Südtirol ist durch und durch von der Landwirtschaft geprägt. Fast zwei Drittel (63 %) des Landes, rund 616.000 Hektar, werden agrarisch bewirtschaftet. In
den Tallagen wird vorwiegen Wein- und Apfelanbau betrieben, in den Steillagen
sowie am Berg Rinder- und Schafhaltung sowie Forstwirtschaft. Und das von
mehr als 20.000 bäuerlichen Betriebe. 14 Prozent davon sind mittlerweile in den Händen von Frauen. Tendenz steigend.
Oberste Vertreterin von Südtirols Bäuerinnen ist seit fünf Jahren Antonia Egger.
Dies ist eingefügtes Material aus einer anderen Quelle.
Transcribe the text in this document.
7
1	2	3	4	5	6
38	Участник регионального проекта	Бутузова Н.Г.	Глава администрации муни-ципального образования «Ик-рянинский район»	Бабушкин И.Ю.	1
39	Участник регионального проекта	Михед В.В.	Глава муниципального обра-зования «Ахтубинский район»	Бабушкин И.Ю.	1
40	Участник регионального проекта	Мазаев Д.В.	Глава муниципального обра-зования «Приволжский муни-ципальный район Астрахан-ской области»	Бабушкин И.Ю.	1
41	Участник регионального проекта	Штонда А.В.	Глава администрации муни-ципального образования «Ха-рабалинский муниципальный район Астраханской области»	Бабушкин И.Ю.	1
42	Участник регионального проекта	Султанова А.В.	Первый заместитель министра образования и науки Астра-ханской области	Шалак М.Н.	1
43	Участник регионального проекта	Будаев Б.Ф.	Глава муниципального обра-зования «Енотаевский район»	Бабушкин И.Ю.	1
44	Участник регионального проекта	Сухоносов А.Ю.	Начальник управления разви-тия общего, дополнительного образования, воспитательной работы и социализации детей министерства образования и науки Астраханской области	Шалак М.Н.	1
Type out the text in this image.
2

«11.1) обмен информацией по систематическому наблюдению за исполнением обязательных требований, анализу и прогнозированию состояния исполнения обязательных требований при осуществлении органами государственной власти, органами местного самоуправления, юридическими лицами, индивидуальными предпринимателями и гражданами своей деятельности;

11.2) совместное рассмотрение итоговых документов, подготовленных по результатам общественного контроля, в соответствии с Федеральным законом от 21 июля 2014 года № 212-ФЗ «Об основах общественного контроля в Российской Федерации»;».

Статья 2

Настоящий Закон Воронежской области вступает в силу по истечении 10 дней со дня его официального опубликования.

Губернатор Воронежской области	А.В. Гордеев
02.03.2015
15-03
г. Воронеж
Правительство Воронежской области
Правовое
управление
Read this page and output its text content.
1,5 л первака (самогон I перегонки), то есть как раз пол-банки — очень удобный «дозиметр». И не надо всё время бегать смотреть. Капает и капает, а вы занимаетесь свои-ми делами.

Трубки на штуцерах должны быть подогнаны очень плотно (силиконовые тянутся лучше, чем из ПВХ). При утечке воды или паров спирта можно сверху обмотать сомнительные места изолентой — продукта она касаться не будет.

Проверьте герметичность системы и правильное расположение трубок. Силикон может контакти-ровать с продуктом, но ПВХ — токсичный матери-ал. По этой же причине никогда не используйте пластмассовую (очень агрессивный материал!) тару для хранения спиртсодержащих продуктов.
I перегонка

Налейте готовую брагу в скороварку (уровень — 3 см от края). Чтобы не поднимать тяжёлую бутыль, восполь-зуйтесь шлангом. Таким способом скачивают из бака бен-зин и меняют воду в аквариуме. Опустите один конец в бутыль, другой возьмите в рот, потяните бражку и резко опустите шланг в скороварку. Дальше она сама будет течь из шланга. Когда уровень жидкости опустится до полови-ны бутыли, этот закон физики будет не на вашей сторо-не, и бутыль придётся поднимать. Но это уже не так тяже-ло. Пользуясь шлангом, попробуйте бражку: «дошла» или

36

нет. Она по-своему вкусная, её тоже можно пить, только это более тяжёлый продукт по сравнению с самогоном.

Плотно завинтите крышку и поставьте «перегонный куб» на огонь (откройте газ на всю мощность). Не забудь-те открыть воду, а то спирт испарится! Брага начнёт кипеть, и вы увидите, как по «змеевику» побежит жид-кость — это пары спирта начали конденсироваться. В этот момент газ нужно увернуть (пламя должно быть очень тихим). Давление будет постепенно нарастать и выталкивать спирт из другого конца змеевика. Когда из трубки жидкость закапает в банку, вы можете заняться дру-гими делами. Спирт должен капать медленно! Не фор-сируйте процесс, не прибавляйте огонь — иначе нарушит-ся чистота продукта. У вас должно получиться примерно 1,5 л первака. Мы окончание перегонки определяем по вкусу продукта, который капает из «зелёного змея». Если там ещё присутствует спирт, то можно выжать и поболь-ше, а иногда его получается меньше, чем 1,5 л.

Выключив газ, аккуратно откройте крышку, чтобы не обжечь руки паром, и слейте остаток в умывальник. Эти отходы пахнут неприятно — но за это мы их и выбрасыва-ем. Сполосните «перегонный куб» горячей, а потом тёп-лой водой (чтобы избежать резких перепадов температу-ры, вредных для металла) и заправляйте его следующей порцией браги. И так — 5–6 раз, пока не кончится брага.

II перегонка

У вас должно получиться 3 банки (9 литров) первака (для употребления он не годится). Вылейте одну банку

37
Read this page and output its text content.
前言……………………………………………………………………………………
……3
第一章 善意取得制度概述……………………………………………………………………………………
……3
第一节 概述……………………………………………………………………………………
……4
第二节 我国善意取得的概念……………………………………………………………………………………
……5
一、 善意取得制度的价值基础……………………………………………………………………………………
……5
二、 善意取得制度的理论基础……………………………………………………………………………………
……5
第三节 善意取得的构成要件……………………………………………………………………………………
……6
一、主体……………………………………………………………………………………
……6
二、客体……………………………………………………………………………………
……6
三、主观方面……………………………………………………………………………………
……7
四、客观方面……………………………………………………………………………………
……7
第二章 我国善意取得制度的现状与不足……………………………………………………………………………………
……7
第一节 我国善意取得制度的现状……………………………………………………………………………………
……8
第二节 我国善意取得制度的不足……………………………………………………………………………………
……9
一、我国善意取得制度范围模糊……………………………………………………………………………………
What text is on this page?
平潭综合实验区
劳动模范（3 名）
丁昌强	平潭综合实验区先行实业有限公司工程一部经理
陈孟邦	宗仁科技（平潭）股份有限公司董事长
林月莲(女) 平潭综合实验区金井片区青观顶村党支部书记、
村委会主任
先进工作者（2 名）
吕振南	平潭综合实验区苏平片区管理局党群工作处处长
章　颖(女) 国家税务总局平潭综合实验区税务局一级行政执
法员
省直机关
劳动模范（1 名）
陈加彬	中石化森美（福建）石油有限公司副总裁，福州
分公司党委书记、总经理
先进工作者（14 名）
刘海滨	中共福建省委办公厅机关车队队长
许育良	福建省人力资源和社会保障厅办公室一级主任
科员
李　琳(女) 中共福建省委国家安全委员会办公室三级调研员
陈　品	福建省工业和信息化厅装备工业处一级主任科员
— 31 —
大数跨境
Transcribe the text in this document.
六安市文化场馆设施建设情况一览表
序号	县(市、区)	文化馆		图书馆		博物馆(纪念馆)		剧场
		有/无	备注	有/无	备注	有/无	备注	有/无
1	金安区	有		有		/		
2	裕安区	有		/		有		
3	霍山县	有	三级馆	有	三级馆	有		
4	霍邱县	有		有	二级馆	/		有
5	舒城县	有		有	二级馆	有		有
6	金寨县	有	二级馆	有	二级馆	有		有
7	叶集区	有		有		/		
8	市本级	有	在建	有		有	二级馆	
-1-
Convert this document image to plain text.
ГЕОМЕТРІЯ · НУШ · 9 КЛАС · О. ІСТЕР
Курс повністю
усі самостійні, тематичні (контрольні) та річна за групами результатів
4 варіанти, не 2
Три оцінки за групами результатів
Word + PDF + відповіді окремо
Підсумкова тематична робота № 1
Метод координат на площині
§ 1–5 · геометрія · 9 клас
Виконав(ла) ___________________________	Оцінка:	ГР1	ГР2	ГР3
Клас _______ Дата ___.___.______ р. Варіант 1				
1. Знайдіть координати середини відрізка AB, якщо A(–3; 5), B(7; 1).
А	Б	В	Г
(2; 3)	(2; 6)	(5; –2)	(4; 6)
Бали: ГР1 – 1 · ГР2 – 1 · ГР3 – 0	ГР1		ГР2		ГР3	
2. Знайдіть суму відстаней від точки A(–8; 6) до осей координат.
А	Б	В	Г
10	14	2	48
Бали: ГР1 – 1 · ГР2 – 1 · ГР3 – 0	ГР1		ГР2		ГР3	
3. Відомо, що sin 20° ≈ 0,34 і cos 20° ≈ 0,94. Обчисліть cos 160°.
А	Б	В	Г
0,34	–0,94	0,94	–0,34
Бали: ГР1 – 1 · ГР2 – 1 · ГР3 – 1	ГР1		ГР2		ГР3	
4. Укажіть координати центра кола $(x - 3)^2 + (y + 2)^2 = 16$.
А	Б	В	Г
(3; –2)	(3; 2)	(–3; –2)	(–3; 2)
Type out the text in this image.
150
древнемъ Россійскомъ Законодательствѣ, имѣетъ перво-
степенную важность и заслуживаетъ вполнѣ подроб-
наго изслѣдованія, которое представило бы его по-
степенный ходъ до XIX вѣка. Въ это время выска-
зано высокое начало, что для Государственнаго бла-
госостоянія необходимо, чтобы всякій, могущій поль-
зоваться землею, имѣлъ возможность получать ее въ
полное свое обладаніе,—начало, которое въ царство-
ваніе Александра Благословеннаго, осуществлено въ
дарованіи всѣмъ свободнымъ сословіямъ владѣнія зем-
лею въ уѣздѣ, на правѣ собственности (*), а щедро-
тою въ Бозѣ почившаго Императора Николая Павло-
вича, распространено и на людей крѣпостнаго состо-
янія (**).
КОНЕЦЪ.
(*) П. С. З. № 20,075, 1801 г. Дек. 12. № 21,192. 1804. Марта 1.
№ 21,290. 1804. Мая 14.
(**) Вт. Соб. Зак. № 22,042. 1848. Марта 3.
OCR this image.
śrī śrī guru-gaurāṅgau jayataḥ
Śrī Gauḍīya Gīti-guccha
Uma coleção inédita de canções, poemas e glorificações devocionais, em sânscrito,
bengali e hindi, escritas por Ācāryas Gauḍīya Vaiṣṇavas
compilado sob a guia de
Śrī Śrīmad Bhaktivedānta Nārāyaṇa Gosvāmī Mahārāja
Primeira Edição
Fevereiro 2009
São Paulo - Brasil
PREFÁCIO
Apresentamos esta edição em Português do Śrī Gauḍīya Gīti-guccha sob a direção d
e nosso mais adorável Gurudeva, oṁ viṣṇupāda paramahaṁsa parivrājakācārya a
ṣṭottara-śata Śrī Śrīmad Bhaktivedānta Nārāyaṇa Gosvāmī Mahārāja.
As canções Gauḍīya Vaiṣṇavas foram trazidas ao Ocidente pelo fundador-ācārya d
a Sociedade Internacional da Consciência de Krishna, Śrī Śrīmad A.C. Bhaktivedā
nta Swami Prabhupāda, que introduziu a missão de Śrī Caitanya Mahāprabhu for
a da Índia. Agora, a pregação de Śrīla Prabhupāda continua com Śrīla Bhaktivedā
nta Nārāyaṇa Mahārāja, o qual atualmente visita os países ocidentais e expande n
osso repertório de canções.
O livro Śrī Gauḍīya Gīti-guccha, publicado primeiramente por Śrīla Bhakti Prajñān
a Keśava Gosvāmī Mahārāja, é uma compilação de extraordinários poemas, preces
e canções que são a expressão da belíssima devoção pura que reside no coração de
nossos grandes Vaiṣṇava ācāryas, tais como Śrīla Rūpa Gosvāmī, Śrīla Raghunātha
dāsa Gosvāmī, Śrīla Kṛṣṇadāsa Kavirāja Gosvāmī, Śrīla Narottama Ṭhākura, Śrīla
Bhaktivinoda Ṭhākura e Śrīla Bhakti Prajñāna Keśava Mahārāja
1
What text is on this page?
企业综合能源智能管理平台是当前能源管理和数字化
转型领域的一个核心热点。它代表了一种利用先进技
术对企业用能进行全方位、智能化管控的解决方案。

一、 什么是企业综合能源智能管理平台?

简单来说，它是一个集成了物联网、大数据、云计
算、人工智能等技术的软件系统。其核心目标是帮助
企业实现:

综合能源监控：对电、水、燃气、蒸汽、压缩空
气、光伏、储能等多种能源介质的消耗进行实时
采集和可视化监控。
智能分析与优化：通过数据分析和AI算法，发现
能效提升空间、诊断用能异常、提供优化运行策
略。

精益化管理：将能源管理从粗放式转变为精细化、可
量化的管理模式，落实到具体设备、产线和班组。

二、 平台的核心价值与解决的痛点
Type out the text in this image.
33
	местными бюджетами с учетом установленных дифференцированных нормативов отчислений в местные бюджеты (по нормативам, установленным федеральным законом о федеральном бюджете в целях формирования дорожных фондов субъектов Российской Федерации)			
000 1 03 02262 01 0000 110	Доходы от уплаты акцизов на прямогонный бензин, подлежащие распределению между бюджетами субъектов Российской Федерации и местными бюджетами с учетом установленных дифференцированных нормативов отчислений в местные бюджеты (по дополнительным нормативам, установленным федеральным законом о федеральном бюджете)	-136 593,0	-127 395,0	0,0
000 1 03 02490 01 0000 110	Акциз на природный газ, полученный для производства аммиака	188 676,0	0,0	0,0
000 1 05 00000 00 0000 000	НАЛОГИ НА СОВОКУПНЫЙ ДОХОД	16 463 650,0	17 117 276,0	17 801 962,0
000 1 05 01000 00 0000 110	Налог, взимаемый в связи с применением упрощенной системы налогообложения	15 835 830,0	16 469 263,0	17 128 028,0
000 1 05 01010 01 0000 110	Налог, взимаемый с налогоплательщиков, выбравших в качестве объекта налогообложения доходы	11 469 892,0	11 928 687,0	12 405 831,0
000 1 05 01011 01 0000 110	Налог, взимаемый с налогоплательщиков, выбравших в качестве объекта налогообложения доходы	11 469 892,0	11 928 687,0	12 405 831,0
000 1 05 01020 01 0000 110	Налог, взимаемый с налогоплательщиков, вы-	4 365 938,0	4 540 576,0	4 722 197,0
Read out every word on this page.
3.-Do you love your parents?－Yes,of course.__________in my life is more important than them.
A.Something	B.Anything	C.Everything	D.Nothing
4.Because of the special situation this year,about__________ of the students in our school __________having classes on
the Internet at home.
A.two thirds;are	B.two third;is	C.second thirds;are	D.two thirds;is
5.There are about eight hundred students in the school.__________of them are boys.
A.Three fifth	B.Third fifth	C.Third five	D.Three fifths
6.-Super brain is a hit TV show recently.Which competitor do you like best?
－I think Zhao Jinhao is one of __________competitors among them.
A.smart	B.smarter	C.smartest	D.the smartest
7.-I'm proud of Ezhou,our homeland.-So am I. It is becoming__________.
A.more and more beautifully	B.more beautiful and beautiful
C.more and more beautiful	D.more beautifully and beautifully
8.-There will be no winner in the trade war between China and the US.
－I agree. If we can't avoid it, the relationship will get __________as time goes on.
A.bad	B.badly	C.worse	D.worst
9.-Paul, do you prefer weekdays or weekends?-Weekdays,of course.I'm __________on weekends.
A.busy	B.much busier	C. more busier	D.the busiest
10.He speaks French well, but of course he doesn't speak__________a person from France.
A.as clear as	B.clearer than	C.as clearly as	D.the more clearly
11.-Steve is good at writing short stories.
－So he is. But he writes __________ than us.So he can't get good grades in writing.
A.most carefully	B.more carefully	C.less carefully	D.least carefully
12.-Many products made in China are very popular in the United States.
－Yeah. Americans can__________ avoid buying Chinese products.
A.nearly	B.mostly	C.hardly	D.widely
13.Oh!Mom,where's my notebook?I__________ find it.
Die 63jährige Gemüsebäuerin aus Jenesien hoch über der Provinzhauptstadt Bozen berichtet, dass sich die Rolle der Bäuerin gewandelt hat. „Sie ist nicht mehr nur Hausfrau und Köchin, sondern auch die Hofübernehmerin und eine gleichwertige Entscheidungskraft.“ Daher sei es wichtig, „dass junge Bäuerinnen und Bauern bei größeren Investitionen mitreden“. Schließlich gehe es um deren Zukunft, „die gestaltet wird.“
Der BauernZeitung berichtet Egger, wie sie ermutigt wurde, sich politisch zu engagieren. „Einfach tun“ war der Rat eines Mannes, als sie überlegte, die Funktion der Landesbäuerin anzunehmen. Diesen Schritt hat sie bis heute nicht bereut, wie sie selbst sagt.
Zeitmangel und familiäre Verpflichtungen
Den Wunsch, dass sich mehr Bäuerinnen politisch engagieren, hegt Egger schon lange. Doch für die meisten Frauen steht die Familie und an erster Stelle. Zeit für den politischen Diskurs bleibt ihnen deshalb oft wenig bis keine. Natürlich sei Politik auch „kein einfaches Metier“. Und nur wenige möchten die damit manchmal einhergehenden Machtkämpfe mitmachen, so Egger. Allerdings: „Wenn nicht wir selbst in den Gremien sitzen, entscheiden die Männer nicht immer über unsere Anliegen und Bedürfnisse.“ Deswegen sei es wichtig, dass sich auch Frauen für politische Ämter zur Verfügung stellen.
In Südtirol sind die meisten Betriebe oft zu klein, um damit ein ausreichendes Familieneinkommen zu erzielen. Viele Bäuerinnen gegen daher in anderen Berufen arbeiten. „Die zeitliche Belastung gerade zur Heu- oder Apfelernte ist groß, um alle Arbeiten am Hof zu erledigen“, weiß die Landesbäuerin. Selbstfürsorge und Weiterbildungen seien ebenfalls wichtige Themen.
Vier-Länder-Austausch
Landfrauen-Probleme wie diese kennt man auch in Österreich, der Schweiz und Deutschland. Beim Vierländer-Treffen der obersten Vertreterinnen der deutschsprachigen Bäuerinnen wurden diese Probleme einmal mehr angesprochen. „Auch um voneinander zu lernen. Gleichzeitig wird das Gemeinsame bestärkt“, betont Egger. „Diese Treffen stärken unser Netzwerk und bieten die Möglichkeit, unsere politische Anliegen gemeinsam voranzutreiben.“
Zu den primären Forderungen der Bäuerinnenorganisationen gehören die Berücksichtigung der Bedürfnisse von Bäuerinnen bei der Vergabe von Förderungen, die Gestaltung gezielter Bildungs- und Weiterbildungsprogramme sowie generell die Stärkung von Frauen in der Landwirtschaft und im ländlichen Raum. Egger ist überzeugt: „Unsere Anliegen müssen immer wieder vorgebracht werden, um langfristig Veränderungen zu erreichen.“
Starke Frauen
Antonia Egger appelliert an die Frauen, sich politisch zu engagieren und ihre Sichtweisen und Bedürfnisse einzubringen. „Einfach tun“, lautet wiederholt ihr Motto. Nur so können Entscheidungen getroffen werden, die auch die Belange der Frauen berücksichtigen. Die Rolle der Bäuerin hat sich gewandelt, und es ist an der Zeit, dass Frauen in der Landwirtschaft auch politisch stärker vertreten sind.